Making way for the future: metal AM goes Artificial Intelligence
For manufacturers using metal AM technologies, these tests suggest that Artificial Intelligence could enable them to reduce the burden of non-destructive testing by sorting out the candidates where anomalies occurred. Instead of scanning every single part with a CT scanner, the software can tell them which component will not pass the quality check. This method allows a faster and more precise pre-qualification of parts. In the future, this could save up to 90% of inspection efforts, resulting in an enormous increase in efficiency. Another benefit is that this methodology can be added to an existing quality assurance system, hence using existing resources. As quality assurance happens during the production process, this is a closed process, an in-situ quality assurance, paving the way to short-term and long-term advantages.
Implementing data-driven decision making from the ground up allows design and manufacturing teams to holistically analyse processes to improve an organisation’s smart factory practices. Looking forward, an Artificial Intelligence-driven manufacturing approach offers endless possibilities for machine improvement, such as identifying the best sensor type and location for an application, and shared learning to improve processes within an enterprise with a hybrid cloud approach.
Short-term benefits
- Faster and more accurate part qualification
- Reduce the burden of non-destructive testing
- Simplify QA for serial production
- Augment existing QA strategy with minimal disruption
- Reduced data storage as only non-conformance is of interest
Long-term benefits
- Characterise defect formation and identification
- The basis for true closed-loop processing
- Potential to revolutionise production certification for AM
- Speeding up the entire production and qualification process, paving the way for cost efficient mass production
Reducing the number of non-destructive tests – particularly for safety-relevant components in aerospace or healthcare – can help manufacturers worldwide to cut down on quality assurance effort and cost and take another big step towards lean manufacturing.
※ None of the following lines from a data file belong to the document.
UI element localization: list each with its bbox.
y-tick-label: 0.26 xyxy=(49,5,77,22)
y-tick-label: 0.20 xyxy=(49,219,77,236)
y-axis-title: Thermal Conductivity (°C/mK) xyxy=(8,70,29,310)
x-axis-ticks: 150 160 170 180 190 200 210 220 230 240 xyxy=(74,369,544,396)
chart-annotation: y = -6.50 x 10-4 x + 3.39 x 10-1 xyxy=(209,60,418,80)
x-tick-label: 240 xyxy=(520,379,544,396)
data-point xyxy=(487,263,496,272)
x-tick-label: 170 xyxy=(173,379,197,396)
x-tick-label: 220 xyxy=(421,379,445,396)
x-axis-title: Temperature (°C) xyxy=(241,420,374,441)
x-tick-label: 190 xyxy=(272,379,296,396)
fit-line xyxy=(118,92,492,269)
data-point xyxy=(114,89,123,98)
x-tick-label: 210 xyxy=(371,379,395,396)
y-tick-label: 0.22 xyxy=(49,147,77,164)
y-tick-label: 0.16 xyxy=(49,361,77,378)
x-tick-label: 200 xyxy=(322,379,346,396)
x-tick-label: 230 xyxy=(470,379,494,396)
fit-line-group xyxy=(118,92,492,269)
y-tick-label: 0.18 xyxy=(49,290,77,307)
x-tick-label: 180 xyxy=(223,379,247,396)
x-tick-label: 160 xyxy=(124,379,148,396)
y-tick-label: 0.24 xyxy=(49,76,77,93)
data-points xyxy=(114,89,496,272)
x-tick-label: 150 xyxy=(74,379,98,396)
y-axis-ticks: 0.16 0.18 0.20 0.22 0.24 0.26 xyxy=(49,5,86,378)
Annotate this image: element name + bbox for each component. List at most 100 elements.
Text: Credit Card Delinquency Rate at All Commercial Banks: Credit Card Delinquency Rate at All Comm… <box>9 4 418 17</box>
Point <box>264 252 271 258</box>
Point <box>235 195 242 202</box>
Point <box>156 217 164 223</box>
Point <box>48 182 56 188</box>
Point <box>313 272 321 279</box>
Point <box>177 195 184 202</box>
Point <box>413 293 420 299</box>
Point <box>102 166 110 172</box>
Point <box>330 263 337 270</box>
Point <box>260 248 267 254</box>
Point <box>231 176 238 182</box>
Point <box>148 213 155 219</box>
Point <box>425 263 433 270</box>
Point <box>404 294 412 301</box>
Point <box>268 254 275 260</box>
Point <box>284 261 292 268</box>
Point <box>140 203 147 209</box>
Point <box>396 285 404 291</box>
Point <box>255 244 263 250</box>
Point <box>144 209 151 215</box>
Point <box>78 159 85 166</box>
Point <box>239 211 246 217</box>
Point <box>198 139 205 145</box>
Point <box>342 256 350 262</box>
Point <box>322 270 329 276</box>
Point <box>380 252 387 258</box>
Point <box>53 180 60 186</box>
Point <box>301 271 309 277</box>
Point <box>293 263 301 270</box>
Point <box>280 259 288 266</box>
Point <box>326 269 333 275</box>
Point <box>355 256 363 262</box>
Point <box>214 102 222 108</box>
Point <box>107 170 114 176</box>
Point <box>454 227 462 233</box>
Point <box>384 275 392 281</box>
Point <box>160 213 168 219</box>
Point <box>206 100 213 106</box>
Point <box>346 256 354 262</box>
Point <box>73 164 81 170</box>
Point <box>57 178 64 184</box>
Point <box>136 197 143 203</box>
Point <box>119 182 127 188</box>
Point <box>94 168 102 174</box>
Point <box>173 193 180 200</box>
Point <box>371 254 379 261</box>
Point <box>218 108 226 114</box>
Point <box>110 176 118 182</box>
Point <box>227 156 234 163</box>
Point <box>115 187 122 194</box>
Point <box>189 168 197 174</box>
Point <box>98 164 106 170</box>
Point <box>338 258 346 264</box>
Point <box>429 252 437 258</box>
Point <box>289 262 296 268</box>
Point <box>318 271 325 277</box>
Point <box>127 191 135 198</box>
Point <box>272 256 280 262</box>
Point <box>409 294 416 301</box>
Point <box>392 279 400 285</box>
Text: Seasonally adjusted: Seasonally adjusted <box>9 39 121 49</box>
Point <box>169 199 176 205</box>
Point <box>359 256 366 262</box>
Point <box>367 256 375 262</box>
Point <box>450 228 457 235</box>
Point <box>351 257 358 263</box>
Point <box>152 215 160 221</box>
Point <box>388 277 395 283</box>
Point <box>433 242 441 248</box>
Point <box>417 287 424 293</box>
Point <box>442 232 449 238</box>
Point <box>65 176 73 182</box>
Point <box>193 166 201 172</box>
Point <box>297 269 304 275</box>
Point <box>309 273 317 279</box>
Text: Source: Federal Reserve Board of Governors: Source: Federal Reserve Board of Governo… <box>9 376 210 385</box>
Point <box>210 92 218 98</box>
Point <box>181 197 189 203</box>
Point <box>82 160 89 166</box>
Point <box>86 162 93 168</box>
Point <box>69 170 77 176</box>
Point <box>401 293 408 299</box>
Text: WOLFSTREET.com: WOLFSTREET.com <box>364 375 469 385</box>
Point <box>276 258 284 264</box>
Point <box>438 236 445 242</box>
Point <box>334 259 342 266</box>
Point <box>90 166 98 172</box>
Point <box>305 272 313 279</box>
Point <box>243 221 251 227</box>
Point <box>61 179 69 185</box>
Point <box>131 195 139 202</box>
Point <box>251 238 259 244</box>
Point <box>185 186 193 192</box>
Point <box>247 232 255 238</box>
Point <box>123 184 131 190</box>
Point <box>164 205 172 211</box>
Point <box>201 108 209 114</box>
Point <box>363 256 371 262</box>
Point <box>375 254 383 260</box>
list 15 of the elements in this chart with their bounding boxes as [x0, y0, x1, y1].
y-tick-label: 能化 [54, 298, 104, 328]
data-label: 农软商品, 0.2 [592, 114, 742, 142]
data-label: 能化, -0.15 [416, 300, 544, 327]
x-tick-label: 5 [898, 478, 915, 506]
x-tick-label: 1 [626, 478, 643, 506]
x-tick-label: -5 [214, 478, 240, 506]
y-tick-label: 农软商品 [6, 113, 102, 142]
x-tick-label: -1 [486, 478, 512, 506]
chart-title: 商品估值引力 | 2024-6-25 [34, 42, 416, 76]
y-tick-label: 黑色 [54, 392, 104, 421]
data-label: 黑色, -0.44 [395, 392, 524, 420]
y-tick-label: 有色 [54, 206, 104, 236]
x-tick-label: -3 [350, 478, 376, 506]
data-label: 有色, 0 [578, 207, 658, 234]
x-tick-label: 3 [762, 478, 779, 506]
As quality management in metal AM has always been a major bottleneck for mass production, looking for ways to reduce or, perhaps, even eliminate this obstacle might be the biggest advantage manufacturers can now look forward to. This novel method of in-situ quality assurance could pave the way for a whole new manufacturing world.
Authors
Kevin Brigden, Smart Manufacturing Ambassador, Renishaw
Angkit Choudhury, Engineering Data Scientist, Altair
Mirko Bromberger, Director Marketing Strategy, Altair
Altair’s signalAI
Altair signalAI is a versatile tool which augments the power of signal processing with machine learning to perform sensor signal-based predictive analytics. It is designed to address various types of use cases under the predictive maintenance umbrella with a special focus on anomaly detection, fault classification and root cause analysis. In terms of capabilities, on the data preprocessing front, signalAI offers both time and frequency domain feature analysis and, on the analytics front, currently it supports several state-of-the-art anomaly detection models off the shelf.
Within Altair’s product line, signalAI is available with Altair Knowledge Studio® as well as in Altair Compose®. Following the broader Altair theme of ‘low code/no code’ environment, signalAI is also designed by keeping ease of use for the users as the primary focus and, hence, can be controlled via drag and drop with minimal effort from the user. On top of this, for the purpose of end-to-end deployment, signalAI can be hooked up with Altair SmartWorks IoT if there is a need for real-time data stream monitoring and Altair Panopticon for end-point inference and result visualisation and dashboarding.